'Not my king': What being a republican means in the UK and what Britain could look like as a republic
With the coronation of King Charles III being marked with a service of thanksgiving and dedication in Scotland, anti-monarchy protesters have made their thoughts known.
Crowds gathered along Edinburgh's Royal Mile to mark the "second coronation", but the King's procession from the Palace of Holyroodhouse to St Giles' Cathedral was accompanied with chants of "not my king" and signs stating "Only the tourists are cheering".
Support for the royal family in the UK, particularly among younger generations, has dropped and almost 40% of 18-24 year olds say they would prefer an elected head of state in a recent YouGov poll. Though the poll’s overall results suggest a broader support for the so-called “firm”, it should be noted that 78% of those who support the monarchy are over-65.
The King as head of state
The UK is currently a constitutional monarchy, a system of government which sees a monarch share power with a constitutionally organised government.
The UK government is democratically elected, and the head of state – now King Charles III – acts mostly as a ceremonial leader, who holds little true power over how laws are established and the country is run.
Though without political power, the King’s role as head of state is still very involved with parliament.
Some of King Charles’s duties include appointing ministers and the Prime Minister, giving royal assent to laws passed by parliament and announcing the government’s legislative programme for the coming year in the King’s Speech.
His presence in UK politics doesn’t necessarily equal influence, however, as the King's autonomy in this role is limited. In all of his actions as head of state, he is acting on the advice of the government.
An example of this supposed “neutrality” is King Charles’s appearance – or lack thereof – at COP27. When COP26 was held in Glasgow, Charles – who has been a vocal environmentalist for much of his life – made the opening address at the ceremony.
Acting on the advice of the Prime Minister, and in his new role as head of state, King Charles did not attend COP27.
His neutrality as an unelected head of state, republicans argue, is an issue.
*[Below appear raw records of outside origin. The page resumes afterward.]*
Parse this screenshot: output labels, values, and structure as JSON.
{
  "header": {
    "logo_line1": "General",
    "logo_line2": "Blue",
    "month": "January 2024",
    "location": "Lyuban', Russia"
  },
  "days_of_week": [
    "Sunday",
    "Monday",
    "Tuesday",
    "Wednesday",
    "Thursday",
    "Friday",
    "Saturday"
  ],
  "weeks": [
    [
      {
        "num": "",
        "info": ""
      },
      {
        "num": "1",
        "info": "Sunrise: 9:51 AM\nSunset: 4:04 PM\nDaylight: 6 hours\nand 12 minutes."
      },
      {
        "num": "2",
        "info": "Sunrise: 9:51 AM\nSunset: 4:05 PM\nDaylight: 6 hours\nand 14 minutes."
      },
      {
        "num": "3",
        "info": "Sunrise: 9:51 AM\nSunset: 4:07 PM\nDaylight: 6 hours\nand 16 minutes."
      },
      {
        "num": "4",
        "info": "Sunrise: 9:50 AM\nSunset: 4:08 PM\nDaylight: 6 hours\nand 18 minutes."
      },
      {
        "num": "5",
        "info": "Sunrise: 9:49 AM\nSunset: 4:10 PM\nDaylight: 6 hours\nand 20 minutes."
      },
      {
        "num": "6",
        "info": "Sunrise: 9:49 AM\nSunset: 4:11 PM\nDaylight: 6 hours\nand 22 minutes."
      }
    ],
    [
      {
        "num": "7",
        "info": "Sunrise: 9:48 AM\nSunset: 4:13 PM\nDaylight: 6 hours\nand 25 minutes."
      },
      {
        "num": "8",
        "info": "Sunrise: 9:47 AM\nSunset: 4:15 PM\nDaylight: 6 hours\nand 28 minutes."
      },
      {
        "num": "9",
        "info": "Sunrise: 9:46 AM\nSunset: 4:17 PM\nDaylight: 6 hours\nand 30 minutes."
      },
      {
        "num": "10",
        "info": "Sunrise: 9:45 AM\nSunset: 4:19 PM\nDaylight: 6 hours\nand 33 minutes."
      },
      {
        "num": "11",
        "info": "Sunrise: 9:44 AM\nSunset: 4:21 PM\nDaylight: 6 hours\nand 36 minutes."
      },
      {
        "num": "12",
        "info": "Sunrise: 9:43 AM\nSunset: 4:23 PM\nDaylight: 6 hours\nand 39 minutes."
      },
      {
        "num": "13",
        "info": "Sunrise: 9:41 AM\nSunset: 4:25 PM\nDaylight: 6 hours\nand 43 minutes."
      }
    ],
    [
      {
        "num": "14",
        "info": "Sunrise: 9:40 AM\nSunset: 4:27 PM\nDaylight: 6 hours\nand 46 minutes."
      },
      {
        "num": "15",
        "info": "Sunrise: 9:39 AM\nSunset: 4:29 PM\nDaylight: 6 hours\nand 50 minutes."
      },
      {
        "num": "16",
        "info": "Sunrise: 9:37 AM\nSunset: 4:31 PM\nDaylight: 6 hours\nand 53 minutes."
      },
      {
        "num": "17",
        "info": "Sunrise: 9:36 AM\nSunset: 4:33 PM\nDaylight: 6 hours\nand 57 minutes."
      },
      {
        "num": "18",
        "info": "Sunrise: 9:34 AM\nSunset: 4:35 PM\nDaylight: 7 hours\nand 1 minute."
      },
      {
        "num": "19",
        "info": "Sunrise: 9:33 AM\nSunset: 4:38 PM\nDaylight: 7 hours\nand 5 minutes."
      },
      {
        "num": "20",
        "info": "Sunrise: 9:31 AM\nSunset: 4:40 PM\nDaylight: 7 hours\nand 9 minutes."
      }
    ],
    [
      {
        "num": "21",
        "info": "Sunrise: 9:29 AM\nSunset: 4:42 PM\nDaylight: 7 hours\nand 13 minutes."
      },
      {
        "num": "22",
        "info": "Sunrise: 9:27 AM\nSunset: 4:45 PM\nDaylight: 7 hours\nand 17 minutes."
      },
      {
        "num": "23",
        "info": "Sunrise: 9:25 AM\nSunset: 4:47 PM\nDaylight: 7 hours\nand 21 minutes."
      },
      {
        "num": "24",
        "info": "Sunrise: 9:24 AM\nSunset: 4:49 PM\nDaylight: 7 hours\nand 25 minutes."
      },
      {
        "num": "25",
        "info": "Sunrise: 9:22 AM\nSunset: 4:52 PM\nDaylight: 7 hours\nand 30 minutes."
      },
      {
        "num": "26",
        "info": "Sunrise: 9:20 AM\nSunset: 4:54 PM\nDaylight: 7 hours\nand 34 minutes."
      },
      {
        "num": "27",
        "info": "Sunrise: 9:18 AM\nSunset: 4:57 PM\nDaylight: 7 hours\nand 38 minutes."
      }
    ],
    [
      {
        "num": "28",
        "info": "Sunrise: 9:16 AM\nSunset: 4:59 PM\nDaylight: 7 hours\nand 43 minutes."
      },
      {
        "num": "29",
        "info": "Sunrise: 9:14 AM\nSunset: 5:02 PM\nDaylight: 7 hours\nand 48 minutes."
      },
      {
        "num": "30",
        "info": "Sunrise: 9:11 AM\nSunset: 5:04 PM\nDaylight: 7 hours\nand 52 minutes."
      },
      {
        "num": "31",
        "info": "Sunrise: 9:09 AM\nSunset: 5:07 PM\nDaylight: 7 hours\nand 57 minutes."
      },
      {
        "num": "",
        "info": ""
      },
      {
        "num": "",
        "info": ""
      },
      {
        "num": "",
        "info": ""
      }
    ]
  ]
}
They say having the King in a role which is a “crucial part of the political system” means there are important jobs he cannot do as an unelected official.
But before we examine that more closely, what exactly does it mean to be a republican in the UK?
Republican meaning UK
Essentially, UK republicans want to see the monarchy abolished and an elected head of state brought in.
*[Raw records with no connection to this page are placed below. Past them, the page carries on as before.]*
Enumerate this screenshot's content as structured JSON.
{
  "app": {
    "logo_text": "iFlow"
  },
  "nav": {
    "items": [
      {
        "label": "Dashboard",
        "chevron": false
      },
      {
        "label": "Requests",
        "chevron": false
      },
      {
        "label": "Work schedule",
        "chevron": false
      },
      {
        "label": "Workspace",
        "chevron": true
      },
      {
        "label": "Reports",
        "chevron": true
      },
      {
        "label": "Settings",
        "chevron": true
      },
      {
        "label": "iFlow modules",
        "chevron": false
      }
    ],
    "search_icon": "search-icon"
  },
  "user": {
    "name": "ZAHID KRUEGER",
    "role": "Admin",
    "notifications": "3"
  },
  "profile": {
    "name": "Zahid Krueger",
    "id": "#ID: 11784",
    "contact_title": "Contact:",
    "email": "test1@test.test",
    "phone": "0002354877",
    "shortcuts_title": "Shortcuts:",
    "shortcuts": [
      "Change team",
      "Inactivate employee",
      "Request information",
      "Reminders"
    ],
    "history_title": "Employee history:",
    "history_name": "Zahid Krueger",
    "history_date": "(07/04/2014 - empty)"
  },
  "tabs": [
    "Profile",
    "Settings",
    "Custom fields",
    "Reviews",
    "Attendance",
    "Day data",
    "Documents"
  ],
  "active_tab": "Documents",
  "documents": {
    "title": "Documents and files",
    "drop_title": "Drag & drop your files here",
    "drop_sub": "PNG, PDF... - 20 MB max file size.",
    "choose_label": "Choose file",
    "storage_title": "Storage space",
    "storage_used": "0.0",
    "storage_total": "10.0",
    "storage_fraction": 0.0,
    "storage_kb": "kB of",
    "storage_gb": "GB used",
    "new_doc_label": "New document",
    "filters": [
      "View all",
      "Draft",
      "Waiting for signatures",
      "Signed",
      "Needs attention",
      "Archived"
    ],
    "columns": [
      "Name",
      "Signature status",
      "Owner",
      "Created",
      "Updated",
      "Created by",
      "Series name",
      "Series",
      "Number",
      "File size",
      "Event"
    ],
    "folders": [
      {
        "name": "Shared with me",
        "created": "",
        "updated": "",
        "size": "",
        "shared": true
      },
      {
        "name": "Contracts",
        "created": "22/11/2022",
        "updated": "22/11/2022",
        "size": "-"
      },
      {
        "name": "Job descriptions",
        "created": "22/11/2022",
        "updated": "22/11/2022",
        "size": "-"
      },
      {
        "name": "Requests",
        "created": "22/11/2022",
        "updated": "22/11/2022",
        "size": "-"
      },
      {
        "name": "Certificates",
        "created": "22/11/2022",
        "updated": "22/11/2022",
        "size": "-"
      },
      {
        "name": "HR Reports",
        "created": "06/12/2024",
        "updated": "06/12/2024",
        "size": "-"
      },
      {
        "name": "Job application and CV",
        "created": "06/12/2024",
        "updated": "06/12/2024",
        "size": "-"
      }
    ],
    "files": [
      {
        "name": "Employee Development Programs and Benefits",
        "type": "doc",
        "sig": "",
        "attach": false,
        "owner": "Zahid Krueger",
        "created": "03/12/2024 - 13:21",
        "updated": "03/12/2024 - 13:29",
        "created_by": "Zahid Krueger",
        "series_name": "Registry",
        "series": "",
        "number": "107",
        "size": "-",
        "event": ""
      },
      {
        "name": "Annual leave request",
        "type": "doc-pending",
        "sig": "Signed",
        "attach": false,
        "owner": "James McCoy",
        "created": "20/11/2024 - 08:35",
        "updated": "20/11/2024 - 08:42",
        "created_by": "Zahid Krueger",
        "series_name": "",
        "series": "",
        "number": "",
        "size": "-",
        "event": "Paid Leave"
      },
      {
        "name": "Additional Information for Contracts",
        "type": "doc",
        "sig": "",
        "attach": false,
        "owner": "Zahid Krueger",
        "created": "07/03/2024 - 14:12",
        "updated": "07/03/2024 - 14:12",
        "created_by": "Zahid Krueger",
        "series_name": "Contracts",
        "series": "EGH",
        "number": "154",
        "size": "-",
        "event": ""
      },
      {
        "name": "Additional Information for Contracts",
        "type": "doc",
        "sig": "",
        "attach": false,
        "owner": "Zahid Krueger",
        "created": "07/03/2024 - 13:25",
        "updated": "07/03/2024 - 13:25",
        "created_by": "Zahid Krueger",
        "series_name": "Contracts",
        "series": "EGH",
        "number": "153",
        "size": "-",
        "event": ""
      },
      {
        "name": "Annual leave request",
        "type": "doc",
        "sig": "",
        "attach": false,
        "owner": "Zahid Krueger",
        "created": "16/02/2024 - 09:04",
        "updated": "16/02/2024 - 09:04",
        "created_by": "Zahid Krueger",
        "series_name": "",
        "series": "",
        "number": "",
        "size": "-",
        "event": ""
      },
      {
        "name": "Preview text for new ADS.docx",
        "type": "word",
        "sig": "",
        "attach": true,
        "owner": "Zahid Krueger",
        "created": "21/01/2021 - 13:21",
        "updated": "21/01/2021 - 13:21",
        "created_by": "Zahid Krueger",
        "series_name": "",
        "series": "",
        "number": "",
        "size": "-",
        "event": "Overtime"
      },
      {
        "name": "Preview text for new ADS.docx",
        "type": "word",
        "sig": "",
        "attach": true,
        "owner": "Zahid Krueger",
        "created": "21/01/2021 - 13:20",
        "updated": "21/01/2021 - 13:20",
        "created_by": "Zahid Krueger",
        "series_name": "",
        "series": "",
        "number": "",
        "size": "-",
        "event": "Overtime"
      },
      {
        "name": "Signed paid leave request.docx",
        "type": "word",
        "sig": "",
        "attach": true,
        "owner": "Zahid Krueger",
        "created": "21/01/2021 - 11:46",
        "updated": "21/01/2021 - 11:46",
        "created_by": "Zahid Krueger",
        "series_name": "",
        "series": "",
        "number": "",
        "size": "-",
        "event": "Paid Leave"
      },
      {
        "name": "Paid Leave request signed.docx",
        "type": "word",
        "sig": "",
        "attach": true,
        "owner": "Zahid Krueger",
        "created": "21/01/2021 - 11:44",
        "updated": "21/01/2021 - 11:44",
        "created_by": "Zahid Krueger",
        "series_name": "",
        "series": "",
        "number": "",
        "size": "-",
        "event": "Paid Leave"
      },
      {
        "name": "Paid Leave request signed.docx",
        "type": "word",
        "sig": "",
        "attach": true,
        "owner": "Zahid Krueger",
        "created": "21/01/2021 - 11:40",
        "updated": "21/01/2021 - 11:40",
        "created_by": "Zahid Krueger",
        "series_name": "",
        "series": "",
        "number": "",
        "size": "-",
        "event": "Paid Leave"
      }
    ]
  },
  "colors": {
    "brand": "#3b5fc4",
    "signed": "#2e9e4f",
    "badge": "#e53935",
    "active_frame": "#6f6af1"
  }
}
They argue that the King and royal family are unable to be held to account democratically, and as such there is nothing to stop potential abuses of power.
Given the UK’s current political system, another reason behind calls to establish a republic is that the King – who must remain neutral – acts in the interests of the government and not ordinary people.
Often in the UK, the monarch is described as a “ceremonial head of state”. This has been labelled as misleading by anti-monarchists, who argue that while neutrality is necessary, the head of state must be independent of government in order to act as an extra check on power.
Pressure group Republic states the UK deserves an elected head of state who should: represent the nation, defend democracy, act as a referee in the political process and offer a non-political voice at times of crisis and celebration.
While establishing a constitutional head of state is a large part of republicans in the UK, other reasons behind calls to abolish the monarch include discussions surrounding taxpayer money being used to fund the royal lifestyle and events.
What would the UK be like as a republic?
The Queen acted as the UK’s head of state for 70 years. Since her death, discussions surrounding the future of the monarchy have intensified following King Charles’ ascent to power.
Perhaps one of the biggest challenges facing the King will be maintaining public support and goodwill, and shutting down calls for the UK to become a republican state.
Republicans argue that having an elected head of state will allow for more intervention if a government were to overextend their power.
For example, if there were strong public opposition to a bill the head of state could then consult the public through a referendum – something they argue is vital in a democracy.
Despite this, many people don’t think abolishing the monarchy would truly change much about Britain. These powers are still technically available to King Charles – though it’s unlikely, due to his position as Monarch, he would ever use them to their full extent.
The British public knows what Charles believes in. As Prince of Wales he never shied away from championing causes – but will he be able to remain neutral as King?
The real difference is that if an elected head of state were to overstep, they would have to answer to the public and could be removed from office – unlike a royal.
Potential model countries for the UK include the Republic of Ireland and Germany – both of which currently have elected heads of states.